Letter From Reviews Editor
The reviews section of The Poetry Project Newsletter is back from summer break and persists, even if only as a preface, in endeavoring to serve as a space for writing with writing, never solitary. Here we present three writings with writing: Carrie Lorig on Ella Longpre’s How To Keep You Alive, Timothy Otte on Alexis Pope’s That Which Comes After, and Rahsaan Mahadeo on Jasmine Gibson and Madison Van Oort’s Time Theft: A Love Story.
I say writing with to indicate that, for some time, we’ve been trying to set aside some time where we can be together and alongside, even if we’re quiet as a low hum and/or with appositional noise. Huddled, we hunker down and get to work with one another against Work, whether in the humidity and heat or the paradoxical dryness of snowy broken circumscriptions. We write because we read and vice versa in our versed vices.
Poetry can be one such recording, an instrument and its echo, that beckons us toward unknowing what we thought we thought. I mean to say that it can loosen and listen. In its shaking, we may be taken up to a closer consideration and living-with if we choose to attend. Just because we’re late doesn’t mean we didn’t arrive.
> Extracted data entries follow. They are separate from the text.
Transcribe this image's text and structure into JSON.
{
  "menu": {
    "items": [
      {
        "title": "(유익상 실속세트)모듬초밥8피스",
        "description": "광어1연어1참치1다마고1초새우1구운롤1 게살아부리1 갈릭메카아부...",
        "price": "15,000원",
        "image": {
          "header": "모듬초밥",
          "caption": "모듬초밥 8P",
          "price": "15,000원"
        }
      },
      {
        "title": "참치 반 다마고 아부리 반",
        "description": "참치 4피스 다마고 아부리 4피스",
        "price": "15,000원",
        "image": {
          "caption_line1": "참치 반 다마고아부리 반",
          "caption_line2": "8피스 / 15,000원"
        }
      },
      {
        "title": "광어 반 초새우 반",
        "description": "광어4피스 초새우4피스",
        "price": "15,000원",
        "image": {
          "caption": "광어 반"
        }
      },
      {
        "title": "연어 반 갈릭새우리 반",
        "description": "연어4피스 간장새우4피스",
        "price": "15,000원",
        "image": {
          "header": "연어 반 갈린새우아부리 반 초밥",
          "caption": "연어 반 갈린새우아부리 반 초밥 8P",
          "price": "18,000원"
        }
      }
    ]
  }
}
Some final selected variations from our contributors as another introduction. Carrie Lorig says, in her writing: “the book fucked me up.” Devoting our lives to this mess is our mass, our last time being lost in the crowd. Timothy Otte says that the reader may slow down and linger. Loitering with the pages, to permit a precision by wandering. Rahsaan Mahadeo says to bear an enduring love for insurgent workers everywhere. How might this love for and with insurgent workers look and sound? How has it already been sounded? Trust you to be around for that, for us. We will. Out on the porch as the August sun puts itself out. Epistle to everybody, whoever wants to meet. Repeating that there’s always another already existing alternative to and before the evil in plain sight.